Availability and Resources

"Machine Learning in Production: From Models to Products" is available through MIT Press and major retailers in both hardcover ($85) and ebook formats. In keeping with Kästner's commitment to open education, the book is also available as an open-access resource under a Creative Commons license.

The complete book, along with supplementary materials including slides, assignments, and an annotated bibliography, is available at https://mlip-cmu.github.io/book/ .

Related S3D Research and Initiatives

This publication complements ongoing research initiatives within S3D, including work on software architecture, program analysis, and complex socio-technical systems. The department's focus on both foundational and applied projects creates an environment where technical expertise meets real-world application—precisely the approach advocated in Kästner's book.

The book also serves as a valuable resource for S3D's master's programs in Software Engineering (MSE) and Privacy Engineering (MSIT-PE), both of which emphasize the practical application of technical knowledge to address societal challenges.
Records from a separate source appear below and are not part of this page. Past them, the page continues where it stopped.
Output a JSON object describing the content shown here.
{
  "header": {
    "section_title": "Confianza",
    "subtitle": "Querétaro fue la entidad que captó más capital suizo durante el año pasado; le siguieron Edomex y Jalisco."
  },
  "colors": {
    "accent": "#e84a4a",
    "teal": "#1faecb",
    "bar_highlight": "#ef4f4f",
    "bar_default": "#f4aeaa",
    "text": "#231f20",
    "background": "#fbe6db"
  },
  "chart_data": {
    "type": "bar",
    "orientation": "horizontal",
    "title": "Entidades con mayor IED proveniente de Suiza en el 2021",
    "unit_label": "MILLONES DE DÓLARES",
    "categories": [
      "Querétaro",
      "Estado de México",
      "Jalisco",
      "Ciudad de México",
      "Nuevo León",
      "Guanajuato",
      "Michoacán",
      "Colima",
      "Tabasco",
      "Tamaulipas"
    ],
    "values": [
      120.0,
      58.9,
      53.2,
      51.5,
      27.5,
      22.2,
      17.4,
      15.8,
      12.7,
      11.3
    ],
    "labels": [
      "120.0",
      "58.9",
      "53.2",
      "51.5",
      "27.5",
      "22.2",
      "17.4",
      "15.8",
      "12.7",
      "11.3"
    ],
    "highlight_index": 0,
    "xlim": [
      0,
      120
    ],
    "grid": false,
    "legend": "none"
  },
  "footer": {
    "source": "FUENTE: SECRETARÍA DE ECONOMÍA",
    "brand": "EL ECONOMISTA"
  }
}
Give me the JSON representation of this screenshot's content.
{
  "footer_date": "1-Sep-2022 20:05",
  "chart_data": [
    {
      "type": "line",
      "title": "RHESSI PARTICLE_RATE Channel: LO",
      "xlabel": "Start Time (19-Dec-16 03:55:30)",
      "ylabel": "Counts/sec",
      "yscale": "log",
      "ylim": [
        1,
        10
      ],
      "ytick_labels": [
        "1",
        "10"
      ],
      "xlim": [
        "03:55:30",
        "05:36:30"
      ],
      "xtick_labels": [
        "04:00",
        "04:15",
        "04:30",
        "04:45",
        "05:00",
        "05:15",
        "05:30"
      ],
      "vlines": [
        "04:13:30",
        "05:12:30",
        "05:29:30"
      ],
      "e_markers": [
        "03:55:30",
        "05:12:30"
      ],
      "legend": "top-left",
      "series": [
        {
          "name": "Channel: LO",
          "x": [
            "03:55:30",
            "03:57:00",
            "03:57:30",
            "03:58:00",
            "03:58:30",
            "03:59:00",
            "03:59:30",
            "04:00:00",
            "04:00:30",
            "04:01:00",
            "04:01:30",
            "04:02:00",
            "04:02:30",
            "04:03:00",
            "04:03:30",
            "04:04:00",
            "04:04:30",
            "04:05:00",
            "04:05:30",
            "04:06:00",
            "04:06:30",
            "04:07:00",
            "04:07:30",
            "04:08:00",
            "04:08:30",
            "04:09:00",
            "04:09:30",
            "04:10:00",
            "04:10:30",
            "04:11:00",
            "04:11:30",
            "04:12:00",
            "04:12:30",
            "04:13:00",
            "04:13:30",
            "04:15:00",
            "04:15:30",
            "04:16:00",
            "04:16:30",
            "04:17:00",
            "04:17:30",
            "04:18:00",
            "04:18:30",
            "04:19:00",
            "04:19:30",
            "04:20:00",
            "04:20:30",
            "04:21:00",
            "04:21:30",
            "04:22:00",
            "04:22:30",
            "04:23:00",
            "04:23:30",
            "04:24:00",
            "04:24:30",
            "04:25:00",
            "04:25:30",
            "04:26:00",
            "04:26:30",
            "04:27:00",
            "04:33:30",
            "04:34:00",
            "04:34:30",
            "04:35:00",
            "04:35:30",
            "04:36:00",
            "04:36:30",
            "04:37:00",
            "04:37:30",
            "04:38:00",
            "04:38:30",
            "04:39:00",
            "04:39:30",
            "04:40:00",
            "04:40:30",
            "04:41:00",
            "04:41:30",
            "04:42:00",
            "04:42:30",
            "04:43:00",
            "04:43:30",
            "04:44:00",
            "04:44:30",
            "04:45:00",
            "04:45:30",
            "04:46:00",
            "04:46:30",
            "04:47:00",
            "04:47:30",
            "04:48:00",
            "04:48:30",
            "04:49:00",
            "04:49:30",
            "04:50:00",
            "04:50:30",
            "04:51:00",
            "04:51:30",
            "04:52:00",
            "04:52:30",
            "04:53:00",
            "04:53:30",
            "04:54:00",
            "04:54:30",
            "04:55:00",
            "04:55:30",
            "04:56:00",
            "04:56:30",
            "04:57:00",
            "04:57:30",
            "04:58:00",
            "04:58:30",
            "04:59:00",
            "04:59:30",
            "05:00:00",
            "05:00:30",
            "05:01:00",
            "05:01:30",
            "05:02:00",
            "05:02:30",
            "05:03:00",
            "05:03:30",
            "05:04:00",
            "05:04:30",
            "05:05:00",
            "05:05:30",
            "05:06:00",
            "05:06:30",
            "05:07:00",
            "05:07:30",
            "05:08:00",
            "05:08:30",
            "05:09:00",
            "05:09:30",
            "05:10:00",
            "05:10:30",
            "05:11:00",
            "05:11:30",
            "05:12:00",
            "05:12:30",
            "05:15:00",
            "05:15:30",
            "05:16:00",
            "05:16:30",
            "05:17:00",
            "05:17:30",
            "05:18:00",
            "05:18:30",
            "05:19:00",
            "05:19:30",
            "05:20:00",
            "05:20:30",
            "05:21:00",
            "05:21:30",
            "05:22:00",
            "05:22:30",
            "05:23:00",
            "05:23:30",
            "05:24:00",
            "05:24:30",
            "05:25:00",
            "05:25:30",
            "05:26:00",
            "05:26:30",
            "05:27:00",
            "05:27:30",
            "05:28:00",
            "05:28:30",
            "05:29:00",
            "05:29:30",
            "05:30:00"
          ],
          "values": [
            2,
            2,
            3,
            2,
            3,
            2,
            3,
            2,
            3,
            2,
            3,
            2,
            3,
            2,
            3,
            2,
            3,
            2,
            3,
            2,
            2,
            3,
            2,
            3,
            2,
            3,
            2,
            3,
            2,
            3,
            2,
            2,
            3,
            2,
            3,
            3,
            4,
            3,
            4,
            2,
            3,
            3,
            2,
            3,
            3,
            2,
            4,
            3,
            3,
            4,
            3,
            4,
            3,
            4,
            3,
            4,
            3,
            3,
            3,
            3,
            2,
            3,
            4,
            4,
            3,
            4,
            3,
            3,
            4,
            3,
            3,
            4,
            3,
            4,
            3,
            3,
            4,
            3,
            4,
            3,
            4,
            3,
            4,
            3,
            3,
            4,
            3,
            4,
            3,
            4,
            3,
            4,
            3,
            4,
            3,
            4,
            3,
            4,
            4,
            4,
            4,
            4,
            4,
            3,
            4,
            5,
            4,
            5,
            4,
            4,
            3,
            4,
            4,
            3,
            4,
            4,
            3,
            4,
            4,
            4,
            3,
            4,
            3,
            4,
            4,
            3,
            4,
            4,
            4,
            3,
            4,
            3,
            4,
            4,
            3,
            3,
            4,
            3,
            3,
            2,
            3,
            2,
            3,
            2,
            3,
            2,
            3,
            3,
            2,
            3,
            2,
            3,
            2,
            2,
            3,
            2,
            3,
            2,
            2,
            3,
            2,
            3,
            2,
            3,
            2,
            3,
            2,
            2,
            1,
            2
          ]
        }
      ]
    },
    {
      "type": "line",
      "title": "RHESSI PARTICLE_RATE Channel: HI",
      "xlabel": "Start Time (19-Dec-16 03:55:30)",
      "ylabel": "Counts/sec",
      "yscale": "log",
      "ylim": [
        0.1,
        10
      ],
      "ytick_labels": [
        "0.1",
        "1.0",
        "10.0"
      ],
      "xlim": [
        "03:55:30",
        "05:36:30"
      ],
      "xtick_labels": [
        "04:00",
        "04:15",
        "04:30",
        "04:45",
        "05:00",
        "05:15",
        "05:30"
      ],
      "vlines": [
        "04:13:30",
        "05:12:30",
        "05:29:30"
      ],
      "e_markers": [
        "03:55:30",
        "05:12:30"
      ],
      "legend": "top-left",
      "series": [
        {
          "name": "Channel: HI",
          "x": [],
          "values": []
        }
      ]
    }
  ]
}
About Christian Kästner: Christian Kästner is an Associate Professor of Computer Science at Carnegie Mellon University and serves as the director of the Software Engineering PhD program in the Software and Societal Systems Department. His research focuses on building reliable, explainable software systems, especially those incorporating artificial intelligence components. With over 250 research publications and 12,000+ citations, his work spans software engineering, program analysis, and the intersection of AI and software systems. Kästner is particularly interested in understanding the limits of modularity and complexity in variability in software systems and bridging the gap between data scientists and software engineers.

Editor's Note: The Software and Societal Systems Department (S3D) at Carnegie Mellon University explores the vital intersection where software, systems, and society converge. Our interdisciplinary approach allows us to tackle a broad spectrum of research areas, developing tools, policies, and methods that address large-scale societal problems.